Deaths in Afghan roadside blasts

Attack in Paktia province claims five civilians while two Nato troops are killed on highway in country’s south.

Sunday’s blasts came a day after four Italian troops were killed in the southwestern province of Farah [AFP]

At least seven people including two Nato troops have been killed in Afghanistan by roadside bombs, Nato has said.

Five members of a family died in a roadside blast in eastern Paktia province while Nato troops were killed in an explosion on a highway in southern Afghanistan, Nato said without giving their nationalities or a specific location.

Sunday’s deaths, which have brought to 26 the number of Nato forces killed this month, came a day after four Italian troops died in a roadside blast in western Farah province.

At least 2,014 Nato troops have died since the US-led invasion of Afghanistan on October 7, 2001, according to an Associated Press count.

In a separate incident, a joint force was ambushed with small-arms fire and rocket-propelled grenades in southern Helmand province’s Sangin district on Sunday, according to Nato.

Troops returned fire and called in an airstrike, killing more than 15 anti-government fighters.

Peace council

Meanwhile, Hamid Karzai, the Afghan president, announced on Sunday the recently formed peace council had selected Burhanuddin Rabbani, as its chairman.

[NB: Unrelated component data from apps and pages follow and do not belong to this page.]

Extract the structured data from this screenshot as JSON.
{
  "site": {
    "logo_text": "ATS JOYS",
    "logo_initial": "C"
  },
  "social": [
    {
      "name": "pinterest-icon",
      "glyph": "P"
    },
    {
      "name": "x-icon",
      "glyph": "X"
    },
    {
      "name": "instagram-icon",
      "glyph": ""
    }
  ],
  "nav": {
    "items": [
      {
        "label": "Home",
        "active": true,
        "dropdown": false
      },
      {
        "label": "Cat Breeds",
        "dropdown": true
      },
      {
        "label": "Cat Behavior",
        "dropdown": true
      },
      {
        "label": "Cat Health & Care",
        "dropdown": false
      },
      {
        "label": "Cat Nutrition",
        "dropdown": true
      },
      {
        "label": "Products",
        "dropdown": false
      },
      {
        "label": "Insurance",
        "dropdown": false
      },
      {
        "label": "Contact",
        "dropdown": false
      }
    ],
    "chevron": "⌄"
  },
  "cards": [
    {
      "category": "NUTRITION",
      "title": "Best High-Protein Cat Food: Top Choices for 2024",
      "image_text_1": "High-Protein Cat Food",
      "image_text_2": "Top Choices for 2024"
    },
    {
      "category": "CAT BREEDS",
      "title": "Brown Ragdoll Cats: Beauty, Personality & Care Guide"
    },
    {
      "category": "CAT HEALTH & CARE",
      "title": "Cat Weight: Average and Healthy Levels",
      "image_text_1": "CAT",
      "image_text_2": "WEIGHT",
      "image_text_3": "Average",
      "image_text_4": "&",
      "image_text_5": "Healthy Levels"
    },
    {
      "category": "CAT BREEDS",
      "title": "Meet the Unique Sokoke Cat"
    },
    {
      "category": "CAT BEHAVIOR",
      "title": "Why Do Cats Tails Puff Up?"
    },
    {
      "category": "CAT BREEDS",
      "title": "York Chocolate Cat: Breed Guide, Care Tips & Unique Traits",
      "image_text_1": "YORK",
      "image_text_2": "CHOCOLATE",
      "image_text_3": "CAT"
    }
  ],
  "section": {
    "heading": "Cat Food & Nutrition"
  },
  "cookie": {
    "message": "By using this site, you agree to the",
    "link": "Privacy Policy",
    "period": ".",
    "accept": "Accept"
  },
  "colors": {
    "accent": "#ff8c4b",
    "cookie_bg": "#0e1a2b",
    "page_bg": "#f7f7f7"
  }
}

Karzai praised their choice, saying Rabbani’s leadership would be “good for Afghanistan”.

Rabbani said: “Peace is not impossible. We’ll achieve it with the help of God, but we need each others support and hard work. I am hopeful that this difficult task, which we have been appointed with, will become easy for us and we will be able to take a step forward for the welfare of our people and stability in our country.”

Rabbani was one of a group of mujahedeen leaders who fought the Soviets in the 1980s and was Afghanistan’s president between 1992 and 1996, when he was ousted by the Taliban.

The 70-member panel, which formally began work on Thursday, was created by Karzai to have a structure in place to guide talks with the Taliban and other insurgent groups.

“How much longer can we wait for foreigners to establish security for us? How much longer can we witness explosions in our mosques and see our leaders killed?” Rabbani said as he accepted the position. “Peace will come when we co-operate.”

Publicly, the Taliban has said it will not negotiate until foreign troops leave the country, yet many Taliban leaders have reached out directly or indirectly to the highest levels of the Afghan government.

There have been no formal negotiations yet between the Afghan government and the Taliban, only some contacts and signals from each side, according to Waheed Omar, Karzai’s spokesman.